Two weeks later, Guzman stood next to an empty locker. Villegas was in Mexico. And he wouldn’t be back at all.
Every summer since moving to Texas, Santiago had traveled to Toluca to visit his family and friends, returning with no trouble. This past summer, his mother, Yasmin Garcia Sanchez, was unable to renew her F-1 student visa, which prevented Villegas from returning as a dependent on a F-2 visa.
Villegas arrived in Lake Travis from Toluca in the fall of 2013, a 15-year-old dreaming of playing under the lights in Texas. After years of admiring players such as NFL stars Tom Brady, Julian Edelman and LaDanian Tomlinson, he was finally in a place where people shared his love for the American game.
“I got involved in football since day one,” Villegas said by telephone from Toluca. “My dream had always been to play football in the United States.”
He knew no one when he walked into the locker room on the first morning of two-a-days in August three years ago. His locker was next to Guzman’s.
“It was like 6:30 in the morning, we were half asleep and I had moved from McAllen, 20 minutes from the Mexican border, so I speak Spanish.” Guzman said. “We grew closer because we had that in common.”
Senior Marcelo Mitre also became one of Villegas’ first friends.
“I just felt like it was unfair,” Mitre said about hearing that Villegas was stuck in Mexico. “It was just kind of random.”
Mitre understood what it was like to move from Mexico to Texas as a teenager. He was from Monterrey, in northern Mexico, but moved to Lake Travis in eighth grade, a year before Villegas. Because Mitre was born in Atlanta, he had dual citizenship in Mexico and the U.S.
Villegas spent a lot of time with Mitre, a center midfielder on the Lake Travis varsity soccer team. They hung out at Mitre’s house and the gym, working out to make it to another state championship.
“We just motivated each other by being there for each other after a tough game,” Mitre said.
Villegas hadn’t always been the key player. He worked his way up, starting with the Freshman B team.
“He wasn’t the most athletic-looking guy,” varsity running backs coach Johnathan Coats said. “But he was a small guy who loved contact, just an extremely ferocious player.”
Villegas’s ability to run over his opponents earned him the nickname “El Diablo.”
“He was playing really well in football and people started to notice it,” Mitre said. “When you’re good at football, everyone wants to be your friend.”
After Villegas’ season as a starting running back, the Freshman B team went 10-0. The next year, he won the starting spot on junior varsity, then took the second-string spot on the varsity roster his junior year.
Then starting running back Abe Willows tore his anterior cruciate ligament in the first quarter of the game against West Lake on Oct. 23, 2015. The coaches sent Villegas onto the field.

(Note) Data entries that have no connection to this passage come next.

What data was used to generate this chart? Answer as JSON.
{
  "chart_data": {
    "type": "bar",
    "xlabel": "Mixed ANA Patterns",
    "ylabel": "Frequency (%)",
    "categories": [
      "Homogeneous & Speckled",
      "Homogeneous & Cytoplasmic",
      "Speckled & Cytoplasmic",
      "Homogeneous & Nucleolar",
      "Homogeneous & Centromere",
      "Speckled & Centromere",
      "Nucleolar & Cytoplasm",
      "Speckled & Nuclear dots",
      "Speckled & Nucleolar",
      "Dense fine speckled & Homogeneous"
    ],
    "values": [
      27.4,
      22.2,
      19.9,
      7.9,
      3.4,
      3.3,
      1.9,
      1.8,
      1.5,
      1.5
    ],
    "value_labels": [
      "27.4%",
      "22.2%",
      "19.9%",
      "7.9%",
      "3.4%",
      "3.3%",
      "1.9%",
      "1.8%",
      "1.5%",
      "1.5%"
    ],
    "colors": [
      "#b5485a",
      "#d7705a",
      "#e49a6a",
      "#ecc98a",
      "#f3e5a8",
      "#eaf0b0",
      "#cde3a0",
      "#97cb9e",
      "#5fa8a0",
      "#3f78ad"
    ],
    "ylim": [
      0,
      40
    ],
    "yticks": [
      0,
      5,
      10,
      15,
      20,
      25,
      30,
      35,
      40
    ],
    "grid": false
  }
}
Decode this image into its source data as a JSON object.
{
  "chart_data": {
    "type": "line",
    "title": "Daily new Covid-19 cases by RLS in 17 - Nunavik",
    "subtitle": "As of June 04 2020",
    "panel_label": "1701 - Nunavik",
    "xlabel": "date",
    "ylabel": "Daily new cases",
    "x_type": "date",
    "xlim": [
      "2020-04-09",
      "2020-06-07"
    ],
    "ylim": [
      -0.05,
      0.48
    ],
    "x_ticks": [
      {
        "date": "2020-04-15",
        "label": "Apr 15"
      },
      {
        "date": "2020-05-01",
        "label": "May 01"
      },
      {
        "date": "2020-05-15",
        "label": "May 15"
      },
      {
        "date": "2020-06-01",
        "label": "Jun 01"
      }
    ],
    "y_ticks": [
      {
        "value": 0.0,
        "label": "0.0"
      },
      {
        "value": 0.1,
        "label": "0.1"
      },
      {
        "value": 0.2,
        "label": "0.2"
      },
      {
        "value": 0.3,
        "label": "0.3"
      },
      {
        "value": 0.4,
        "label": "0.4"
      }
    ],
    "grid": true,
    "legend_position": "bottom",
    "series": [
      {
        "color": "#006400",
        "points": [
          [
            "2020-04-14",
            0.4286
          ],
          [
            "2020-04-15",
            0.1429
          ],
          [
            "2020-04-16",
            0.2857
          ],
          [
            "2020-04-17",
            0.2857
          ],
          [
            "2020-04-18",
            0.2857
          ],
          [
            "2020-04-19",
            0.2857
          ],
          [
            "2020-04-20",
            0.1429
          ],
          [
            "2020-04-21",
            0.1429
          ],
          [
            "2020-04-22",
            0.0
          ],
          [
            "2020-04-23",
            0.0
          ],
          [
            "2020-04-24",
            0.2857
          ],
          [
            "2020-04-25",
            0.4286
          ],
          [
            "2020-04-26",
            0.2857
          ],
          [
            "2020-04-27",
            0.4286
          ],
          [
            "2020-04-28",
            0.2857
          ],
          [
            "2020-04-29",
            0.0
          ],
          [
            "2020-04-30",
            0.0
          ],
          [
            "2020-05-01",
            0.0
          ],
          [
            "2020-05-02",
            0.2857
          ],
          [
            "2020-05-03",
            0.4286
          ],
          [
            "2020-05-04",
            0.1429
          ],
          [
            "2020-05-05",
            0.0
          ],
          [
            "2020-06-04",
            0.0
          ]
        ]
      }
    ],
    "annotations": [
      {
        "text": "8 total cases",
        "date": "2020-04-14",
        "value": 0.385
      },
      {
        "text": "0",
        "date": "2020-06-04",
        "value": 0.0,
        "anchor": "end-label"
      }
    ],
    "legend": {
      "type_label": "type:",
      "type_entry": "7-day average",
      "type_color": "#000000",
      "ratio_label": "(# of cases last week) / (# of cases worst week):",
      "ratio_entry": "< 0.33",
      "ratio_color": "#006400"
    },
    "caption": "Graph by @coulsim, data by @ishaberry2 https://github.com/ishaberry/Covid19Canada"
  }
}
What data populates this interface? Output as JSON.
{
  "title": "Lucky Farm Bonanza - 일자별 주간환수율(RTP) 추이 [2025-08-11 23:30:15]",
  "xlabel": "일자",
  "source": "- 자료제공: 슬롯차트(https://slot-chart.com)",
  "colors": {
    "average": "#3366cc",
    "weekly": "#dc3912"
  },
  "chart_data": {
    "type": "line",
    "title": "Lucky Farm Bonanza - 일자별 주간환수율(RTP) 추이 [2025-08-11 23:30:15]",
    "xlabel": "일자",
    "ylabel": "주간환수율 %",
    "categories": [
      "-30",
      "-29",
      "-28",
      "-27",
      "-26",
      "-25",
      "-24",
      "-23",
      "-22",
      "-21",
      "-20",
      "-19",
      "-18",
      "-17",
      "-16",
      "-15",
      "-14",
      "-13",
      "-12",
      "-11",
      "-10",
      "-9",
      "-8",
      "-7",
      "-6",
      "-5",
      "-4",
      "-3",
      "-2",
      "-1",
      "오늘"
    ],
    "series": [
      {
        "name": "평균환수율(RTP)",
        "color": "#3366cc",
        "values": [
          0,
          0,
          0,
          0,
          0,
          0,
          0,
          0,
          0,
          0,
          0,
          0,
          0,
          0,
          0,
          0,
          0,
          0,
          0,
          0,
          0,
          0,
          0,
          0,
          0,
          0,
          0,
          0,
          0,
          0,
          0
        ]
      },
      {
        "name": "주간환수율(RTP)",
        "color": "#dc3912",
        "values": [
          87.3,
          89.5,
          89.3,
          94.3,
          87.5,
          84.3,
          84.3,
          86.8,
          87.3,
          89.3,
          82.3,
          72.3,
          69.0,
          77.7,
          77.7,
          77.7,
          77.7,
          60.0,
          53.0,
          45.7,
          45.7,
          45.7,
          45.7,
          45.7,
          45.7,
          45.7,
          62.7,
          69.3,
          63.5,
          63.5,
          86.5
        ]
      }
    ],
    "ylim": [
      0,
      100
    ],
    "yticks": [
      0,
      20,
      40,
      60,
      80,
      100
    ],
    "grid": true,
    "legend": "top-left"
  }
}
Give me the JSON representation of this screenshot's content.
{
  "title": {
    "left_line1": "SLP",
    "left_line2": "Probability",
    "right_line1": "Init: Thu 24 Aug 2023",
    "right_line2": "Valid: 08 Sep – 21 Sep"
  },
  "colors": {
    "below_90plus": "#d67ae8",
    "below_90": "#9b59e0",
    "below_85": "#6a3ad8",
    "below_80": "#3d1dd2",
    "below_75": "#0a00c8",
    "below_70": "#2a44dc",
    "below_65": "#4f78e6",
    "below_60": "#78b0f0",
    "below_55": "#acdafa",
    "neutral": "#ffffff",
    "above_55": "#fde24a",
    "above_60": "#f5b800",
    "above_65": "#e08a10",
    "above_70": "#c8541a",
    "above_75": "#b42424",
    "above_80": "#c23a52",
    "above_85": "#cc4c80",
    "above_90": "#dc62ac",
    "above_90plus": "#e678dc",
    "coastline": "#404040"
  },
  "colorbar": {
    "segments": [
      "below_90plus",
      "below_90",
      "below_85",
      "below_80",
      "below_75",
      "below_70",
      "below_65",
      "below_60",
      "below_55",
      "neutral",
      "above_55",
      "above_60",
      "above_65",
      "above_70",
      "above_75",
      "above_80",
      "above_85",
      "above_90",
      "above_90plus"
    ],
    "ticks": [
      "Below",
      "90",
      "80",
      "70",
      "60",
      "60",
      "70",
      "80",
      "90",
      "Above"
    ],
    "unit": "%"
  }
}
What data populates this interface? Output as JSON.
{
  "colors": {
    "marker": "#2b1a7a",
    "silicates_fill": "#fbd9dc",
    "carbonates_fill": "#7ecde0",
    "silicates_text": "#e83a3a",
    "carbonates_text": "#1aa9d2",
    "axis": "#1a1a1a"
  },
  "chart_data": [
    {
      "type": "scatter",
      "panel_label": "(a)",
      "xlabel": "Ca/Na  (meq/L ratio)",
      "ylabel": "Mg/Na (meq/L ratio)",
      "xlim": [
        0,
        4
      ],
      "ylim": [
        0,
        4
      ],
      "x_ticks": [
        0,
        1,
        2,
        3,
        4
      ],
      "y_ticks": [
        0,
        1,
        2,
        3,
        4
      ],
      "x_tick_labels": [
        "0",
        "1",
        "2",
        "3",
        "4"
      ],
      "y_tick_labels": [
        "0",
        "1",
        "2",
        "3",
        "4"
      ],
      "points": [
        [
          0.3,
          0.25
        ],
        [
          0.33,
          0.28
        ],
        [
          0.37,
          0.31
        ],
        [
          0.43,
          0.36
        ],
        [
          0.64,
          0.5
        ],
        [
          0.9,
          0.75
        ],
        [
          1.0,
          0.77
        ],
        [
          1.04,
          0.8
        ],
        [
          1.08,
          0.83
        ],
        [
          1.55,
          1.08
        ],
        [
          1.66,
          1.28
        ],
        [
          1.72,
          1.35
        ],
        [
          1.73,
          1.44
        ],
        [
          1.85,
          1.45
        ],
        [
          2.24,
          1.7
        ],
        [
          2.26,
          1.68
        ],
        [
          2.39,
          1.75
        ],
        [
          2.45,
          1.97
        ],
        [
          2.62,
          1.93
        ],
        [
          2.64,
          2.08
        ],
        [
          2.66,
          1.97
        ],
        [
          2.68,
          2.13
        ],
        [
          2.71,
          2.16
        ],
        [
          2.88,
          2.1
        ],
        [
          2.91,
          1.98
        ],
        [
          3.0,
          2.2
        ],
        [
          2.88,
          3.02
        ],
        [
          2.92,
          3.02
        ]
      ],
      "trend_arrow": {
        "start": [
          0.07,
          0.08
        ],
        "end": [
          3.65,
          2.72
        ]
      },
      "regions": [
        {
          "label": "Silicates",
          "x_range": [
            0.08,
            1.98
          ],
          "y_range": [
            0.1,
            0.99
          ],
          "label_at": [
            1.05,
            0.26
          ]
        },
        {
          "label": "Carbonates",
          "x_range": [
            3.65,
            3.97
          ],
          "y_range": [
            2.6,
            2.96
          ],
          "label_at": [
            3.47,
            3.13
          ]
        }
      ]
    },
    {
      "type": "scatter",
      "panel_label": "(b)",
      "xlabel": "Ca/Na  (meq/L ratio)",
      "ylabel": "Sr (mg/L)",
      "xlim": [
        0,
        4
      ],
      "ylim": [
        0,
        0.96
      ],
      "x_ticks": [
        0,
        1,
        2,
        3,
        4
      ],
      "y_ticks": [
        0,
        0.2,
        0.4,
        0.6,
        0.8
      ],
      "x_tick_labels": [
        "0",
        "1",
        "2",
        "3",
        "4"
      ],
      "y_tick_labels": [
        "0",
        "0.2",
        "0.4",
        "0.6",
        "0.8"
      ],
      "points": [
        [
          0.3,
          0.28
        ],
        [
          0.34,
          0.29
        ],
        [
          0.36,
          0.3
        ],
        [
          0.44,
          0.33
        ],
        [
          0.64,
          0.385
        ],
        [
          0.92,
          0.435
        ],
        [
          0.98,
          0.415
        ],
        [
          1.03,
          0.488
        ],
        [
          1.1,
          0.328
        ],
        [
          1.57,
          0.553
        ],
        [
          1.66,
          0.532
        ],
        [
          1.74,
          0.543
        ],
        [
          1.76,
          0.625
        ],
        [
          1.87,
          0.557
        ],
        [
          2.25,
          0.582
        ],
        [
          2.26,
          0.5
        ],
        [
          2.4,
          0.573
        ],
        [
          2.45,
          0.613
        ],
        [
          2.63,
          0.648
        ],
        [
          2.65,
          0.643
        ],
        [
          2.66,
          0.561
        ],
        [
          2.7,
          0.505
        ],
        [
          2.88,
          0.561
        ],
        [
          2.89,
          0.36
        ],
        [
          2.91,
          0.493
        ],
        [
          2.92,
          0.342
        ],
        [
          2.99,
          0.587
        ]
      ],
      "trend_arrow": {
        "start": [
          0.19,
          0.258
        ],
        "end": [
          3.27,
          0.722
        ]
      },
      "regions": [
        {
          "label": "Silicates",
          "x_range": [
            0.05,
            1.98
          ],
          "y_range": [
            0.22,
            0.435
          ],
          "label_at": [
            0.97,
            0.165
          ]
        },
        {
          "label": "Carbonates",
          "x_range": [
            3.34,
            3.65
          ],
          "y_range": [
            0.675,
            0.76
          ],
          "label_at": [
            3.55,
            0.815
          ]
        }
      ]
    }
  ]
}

“It just felt like a challenge,” Villegas said. “I always had the mindset of proving myself and proving the coaches I was someone who really would be recognized.”
As the starting running back, Villegas led the team to the state championship game, taking his first trip to NRG stadium in Houston on Dec. 19. Although Lake Travis fell to the Katy Tigers, 34-7, Villegas remained positive about his team’s future.
But Villegas was not back for the first game of the season against Judson High School, and the school took notice.
“I think it was the first game, they started chanting, ‘We want Santi’,” senior quarterback Charlie Brewer said.
Villegas knew his chances of returning were slim. By the time the final efforts by U.S. Rep. Roger Williams (R-Austin) fell through on Sept. 16, Villegas had already accepted his fate.
“It’s just a completely different path I’m going to take,” Villegas said. “God has a plan and hopefully that was meant to be and hopefully something better will come for me.”
Coats remained positive.
“Every time the summer hits, there’s always some kids who get in trouble, kids that move away, kids that move in, and it seems like all these issues end up working out,” Coats said. “This didn’t work in our favor. The best interest of the kid was not able to be taken into account because it’s a governmental thing, not a school.”
In his short time in Texas, Villegas made an impact on his friends at Lake Travis.
“Take advantage of what you have and love one another, because you don’t know when the last time you’ll see them,” Guzman said. “I don’t know if I’ll ever see him in person again. That sucks.”